45. The method of claim 42, wherein said first inhibitor is modified or formulated to enhance its bioavailability. 46. The method of claim 31 , wherein said subject is a human.

47. The method of claim 31 , wherein the subject is a non-human animal.

48. The method of claim 39, wherein said second agent is an anti-cancer agent.

49. The method of claim 48, wherein said anti-cancer agent is a chemotherapeutic, a radiotherapeutic, an immunotherapeutic, a hormone therapy, a cytokine therapy, a toxin therapy or a gene therapy.

50. The method of claim 31, wherein said first inhibitor also prevents bone resorption.

51. The method of claim 31 , wherein said first inhibitor is administered to said subject more than once.
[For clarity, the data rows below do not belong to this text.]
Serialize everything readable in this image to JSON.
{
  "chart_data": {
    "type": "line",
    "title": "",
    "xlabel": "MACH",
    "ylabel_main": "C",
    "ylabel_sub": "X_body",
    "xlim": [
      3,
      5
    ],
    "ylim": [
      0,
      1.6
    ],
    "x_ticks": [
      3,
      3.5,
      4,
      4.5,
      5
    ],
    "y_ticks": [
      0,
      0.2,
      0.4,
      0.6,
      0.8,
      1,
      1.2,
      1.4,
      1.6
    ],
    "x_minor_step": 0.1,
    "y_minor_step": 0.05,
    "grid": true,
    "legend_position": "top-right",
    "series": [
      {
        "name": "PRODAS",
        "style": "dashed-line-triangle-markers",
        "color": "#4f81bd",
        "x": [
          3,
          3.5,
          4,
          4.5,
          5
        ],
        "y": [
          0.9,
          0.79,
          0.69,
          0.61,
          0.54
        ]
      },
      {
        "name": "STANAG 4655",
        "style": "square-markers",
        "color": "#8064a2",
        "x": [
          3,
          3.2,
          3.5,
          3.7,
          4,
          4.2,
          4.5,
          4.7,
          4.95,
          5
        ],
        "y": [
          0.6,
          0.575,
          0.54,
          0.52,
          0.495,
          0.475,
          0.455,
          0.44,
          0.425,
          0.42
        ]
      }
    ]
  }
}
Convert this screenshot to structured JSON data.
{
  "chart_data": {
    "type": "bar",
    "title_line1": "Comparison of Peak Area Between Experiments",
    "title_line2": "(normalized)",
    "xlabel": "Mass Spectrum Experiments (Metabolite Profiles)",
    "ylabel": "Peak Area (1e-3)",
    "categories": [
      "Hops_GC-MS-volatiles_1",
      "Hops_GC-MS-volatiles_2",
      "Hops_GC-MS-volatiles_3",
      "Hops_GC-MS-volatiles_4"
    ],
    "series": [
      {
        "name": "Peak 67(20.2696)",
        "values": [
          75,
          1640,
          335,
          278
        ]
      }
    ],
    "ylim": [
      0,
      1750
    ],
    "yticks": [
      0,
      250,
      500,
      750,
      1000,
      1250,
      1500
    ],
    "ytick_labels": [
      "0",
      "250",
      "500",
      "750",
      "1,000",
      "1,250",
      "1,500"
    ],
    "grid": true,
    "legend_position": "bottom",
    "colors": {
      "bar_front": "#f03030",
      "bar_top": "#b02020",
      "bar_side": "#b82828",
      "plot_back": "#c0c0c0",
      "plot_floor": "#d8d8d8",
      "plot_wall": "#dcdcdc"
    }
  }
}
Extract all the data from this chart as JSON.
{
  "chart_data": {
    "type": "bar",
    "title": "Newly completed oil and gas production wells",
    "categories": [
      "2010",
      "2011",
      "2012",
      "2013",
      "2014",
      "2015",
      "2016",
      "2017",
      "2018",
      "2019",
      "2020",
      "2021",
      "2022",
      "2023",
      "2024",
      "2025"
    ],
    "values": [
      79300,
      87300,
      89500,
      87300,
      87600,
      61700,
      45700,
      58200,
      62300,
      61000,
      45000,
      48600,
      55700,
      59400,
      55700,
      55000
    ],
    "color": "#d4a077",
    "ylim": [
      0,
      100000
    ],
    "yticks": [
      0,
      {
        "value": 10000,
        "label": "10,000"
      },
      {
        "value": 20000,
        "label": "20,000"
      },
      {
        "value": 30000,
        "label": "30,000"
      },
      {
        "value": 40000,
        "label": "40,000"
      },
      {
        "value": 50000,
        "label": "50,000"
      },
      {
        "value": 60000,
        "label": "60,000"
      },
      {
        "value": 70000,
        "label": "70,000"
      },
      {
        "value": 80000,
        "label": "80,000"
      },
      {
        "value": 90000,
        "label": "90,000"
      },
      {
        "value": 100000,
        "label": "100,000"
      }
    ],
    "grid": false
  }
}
52. The method of claim 31, wherein said first inhibitor also stimulates bone formation.

53. The method of claim 52, wherein said first inhibitor is administered to said subject more than once. 54. The method of claim 31, wherein said first inhibitor is administered to said subject by oral, intravenous, intra-tumoral, or tumor vasculature routes.

55. The method of claim 31, wherein the multiple myeloma is recurrent, metastatic or drug resistant.